Medications indicated for helminthes and other parasitic infections are frequently being used in mass populations in endemic areas. Currently, there is a lack of guidance for clinicians on how to appropriately manage drug interactions when faced with patients requiring short-term anthelmintic therapy with albendazole or mebendazole while concurrently taking other agents. The objective of this review was to systematically summarize and evaluate published literature on the pharmacokinetics of albendazole or mebendazole when taken with other interacting medications. A search of MEDLINE (1946 to October 2014), EMBASE (1974 to October 2014), International Pharmaceutical Abstracts (1970 to October 2014), Google, and Google Scholar was conducted for articles describing the pharmacokinetics of albendazole or mebendazole when given with other medications (and supplemented by a bibliographic review of all relevant articles). Altogether, 17 articles were included in the review. Studies reported data on pharmacokinetic parameters for albendazole or mebendazole when taken with cimetidine, dexamethasone, ritonavir, phenytoin, carbamazepine, phenobarbital, ivermectin, praziquantel, diethylcarbamazine, azithromycin, and levamisole. Cimetidine increased the elimination half-life of albendazole and maximum concentration (Cmax) of mebendazole; dexamethasone increased the Azithromycin Dose Cat Scratch Disease area under the plasma concentration-time curve (AUC) of albendazole; levamisole decreased the Cmax of albendazole; anticonvulsants (phenytoin, phenobarbital, carbamazepine) decreased the AUC of albendazole; praziquantel increased the AUC of albendazole; and ritonavir decreased the AUC of both albendazole and mebendazole. No major interactions were found with ivermectin, azithromycin, or diethylcarbamazine.
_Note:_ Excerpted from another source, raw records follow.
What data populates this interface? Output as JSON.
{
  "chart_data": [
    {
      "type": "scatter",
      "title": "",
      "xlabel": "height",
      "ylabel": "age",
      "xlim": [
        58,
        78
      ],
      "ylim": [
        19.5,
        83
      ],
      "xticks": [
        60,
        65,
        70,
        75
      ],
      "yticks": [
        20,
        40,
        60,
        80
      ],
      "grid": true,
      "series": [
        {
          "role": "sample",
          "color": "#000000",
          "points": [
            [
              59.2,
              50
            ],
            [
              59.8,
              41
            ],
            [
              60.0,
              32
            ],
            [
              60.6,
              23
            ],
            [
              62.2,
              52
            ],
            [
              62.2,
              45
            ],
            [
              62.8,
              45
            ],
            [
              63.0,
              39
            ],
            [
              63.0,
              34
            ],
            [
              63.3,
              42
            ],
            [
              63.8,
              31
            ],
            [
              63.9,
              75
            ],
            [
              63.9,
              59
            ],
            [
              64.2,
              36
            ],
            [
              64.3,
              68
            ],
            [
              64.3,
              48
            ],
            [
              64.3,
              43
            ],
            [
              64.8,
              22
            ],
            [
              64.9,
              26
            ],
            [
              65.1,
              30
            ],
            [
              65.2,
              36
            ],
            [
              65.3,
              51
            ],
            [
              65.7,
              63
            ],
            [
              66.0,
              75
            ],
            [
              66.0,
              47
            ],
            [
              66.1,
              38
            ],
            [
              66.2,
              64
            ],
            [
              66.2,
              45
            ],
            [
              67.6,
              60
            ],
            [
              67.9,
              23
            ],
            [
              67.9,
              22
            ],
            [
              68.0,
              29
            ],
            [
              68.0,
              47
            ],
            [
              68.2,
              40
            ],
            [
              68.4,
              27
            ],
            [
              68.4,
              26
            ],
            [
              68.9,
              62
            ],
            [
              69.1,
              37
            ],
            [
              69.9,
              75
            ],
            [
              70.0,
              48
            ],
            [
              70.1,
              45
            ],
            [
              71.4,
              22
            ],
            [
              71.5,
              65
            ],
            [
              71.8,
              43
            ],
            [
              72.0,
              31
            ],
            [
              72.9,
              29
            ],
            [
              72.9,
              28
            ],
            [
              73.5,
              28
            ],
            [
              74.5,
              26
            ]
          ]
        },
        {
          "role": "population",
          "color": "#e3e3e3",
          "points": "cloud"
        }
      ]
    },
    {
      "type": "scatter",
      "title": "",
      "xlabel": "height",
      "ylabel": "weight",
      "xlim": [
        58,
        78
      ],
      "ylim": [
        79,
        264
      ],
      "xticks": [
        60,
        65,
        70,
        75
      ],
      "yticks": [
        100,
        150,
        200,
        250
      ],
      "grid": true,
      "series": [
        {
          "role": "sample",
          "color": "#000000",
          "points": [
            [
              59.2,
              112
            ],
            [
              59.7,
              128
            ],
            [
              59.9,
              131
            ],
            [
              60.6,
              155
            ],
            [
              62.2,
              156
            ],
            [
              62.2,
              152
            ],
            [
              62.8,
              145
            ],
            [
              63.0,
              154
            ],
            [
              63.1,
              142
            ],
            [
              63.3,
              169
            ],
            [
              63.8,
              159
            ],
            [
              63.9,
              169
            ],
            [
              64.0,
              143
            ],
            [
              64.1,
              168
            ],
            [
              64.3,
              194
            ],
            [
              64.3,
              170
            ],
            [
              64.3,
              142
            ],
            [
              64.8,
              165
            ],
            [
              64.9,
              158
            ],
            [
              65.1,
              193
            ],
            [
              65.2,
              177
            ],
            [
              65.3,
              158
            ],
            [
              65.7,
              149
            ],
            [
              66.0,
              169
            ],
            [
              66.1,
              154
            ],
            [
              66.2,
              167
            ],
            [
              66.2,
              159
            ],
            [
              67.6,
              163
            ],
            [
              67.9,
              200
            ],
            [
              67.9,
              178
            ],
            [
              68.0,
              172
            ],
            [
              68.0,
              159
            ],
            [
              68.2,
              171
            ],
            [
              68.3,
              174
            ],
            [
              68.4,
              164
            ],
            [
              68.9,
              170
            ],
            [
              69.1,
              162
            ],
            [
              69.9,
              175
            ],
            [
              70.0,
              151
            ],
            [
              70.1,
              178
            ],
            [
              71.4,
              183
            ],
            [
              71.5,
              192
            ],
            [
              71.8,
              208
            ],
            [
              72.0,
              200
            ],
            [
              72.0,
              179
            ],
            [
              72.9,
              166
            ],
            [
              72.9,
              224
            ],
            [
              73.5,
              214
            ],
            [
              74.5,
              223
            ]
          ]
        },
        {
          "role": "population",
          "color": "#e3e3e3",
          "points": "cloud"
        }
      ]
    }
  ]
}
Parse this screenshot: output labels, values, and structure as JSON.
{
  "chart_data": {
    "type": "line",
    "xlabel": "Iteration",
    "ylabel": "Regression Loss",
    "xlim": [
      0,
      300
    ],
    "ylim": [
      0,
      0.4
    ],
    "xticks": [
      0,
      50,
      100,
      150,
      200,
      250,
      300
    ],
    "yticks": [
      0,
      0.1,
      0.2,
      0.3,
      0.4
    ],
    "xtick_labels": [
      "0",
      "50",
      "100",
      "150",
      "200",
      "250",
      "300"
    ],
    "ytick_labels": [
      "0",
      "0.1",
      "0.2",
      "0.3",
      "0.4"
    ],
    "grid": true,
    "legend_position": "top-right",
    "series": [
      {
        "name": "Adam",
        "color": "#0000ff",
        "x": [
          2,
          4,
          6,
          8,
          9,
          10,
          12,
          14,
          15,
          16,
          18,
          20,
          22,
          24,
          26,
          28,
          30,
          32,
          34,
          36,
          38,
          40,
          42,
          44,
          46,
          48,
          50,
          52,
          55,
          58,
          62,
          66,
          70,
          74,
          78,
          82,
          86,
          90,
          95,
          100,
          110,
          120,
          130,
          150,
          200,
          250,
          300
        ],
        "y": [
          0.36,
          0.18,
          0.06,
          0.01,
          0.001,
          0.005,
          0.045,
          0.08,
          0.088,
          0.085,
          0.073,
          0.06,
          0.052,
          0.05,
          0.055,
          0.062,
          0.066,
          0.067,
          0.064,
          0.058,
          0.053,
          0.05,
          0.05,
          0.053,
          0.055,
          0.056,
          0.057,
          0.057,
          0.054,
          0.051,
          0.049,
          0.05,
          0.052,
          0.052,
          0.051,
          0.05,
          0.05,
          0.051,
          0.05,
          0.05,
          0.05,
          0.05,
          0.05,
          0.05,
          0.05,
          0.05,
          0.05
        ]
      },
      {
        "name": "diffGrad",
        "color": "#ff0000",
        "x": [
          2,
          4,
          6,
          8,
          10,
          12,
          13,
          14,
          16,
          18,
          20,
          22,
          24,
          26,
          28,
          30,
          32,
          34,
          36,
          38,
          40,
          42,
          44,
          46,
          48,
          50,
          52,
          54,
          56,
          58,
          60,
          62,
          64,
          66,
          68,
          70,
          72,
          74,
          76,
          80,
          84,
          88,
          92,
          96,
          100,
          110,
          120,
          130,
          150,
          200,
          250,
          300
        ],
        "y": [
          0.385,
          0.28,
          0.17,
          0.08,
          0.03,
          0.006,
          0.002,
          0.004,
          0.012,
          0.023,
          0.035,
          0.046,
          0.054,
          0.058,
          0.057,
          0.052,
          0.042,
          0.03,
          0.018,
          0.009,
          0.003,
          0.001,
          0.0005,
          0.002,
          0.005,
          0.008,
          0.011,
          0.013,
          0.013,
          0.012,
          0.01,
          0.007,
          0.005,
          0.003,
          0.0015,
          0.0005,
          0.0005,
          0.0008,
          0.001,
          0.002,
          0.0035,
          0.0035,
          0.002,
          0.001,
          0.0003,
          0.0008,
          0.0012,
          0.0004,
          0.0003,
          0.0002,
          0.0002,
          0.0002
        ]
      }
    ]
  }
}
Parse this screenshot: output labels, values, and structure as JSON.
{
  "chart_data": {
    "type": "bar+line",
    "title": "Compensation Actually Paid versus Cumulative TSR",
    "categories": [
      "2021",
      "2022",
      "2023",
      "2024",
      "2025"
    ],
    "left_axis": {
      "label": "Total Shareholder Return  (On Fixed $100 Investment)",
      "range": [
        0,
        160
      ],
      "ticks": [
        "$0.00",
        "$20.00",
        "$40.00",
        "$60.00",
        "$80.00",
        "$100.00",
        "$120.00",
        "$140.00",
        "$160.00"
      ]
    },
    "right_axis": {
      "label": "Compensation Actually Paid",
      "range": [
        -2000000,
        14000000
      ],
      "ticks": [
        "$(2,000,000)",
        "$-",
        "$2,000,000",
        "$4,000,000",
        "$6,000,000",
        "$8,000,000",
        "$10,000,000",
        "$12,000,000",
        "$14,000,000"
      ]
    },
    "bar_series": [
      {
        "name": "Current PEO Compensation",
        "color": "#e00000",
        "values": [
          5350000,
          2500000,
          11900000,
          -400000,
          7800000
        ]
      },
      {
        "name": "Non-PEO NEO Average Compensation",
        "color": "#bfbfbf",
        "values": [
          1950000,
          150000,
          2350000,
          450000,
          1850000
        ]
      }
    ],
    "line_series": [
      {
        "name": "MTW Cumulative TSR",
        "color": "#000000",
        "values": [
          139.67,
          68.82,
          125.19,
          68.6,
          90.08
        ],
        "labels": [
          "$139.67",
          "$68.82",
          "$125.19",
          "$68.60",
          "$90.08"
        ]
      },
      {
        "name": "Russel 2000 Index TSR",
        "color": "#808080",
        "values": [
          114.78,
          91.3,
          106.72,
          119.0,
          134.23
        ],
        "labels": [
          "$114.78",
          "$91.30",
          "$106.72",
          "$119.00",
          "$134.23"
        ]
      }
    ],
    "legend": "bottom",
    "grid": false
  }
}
Future research is required to clarify the clinical relevance of the interactions observed.

azicip 500 tablet uses 2016-04-30

Optimal dosing of sulfadoxine-pyrimethamine (SP) as intermittent preventive treatment in pregnancy remains to be established, particularly when co-administered with azithromycin (AZI). To further characterize SP pharmacokinetics in pregnancy, plasma concentration-time data from 45 non-pregnant and 45 pregnant women treated with SP-AZI (n=15 in each group) and SP-chloroquine (n=30 in each group) were analyzed. Population non-linear mixed effects pharmacokinetic models were developed for pyrimethamine (PYR), sulfadoxine (SDOX) and N-acetylsulfadoxine (the SDOX metabolite NASDOX), and potential covariates were included. Pregnancy increased the relative clearance (CL/F) of PYR, SDOX and NASDOX by 48%, 29% and 70%, respectively, as well as the relative volumes of distribution (V/F) of PYR (46%, Amoxicilina 500 Mg Suspension 99%) and NASDOX (46%). Co-administration of AZI resulted in a greater increase in PYR CL/F (80%) and also increased NASDOX V/F by 76%. Apparent differences between these results and those of published studies of SP disposition may reflect key differences in study design including the use of an early postpartum follow-up study rather than a non-pregnant comparator group. Simulations based on the final population model demonstrated that, compared with conventional single-dose SP in non-pregnant women, two such doses given 24 h apart should ensure that pregnant women have similar drug exposure while three daily SP doses may be required if SP is given with AZI. The results of past and ongoing trials employing recommended adult SP doses with or without AZI in pregnant women may need to be interpreted in light of these findings, and consideration given to using increased doses in future trials.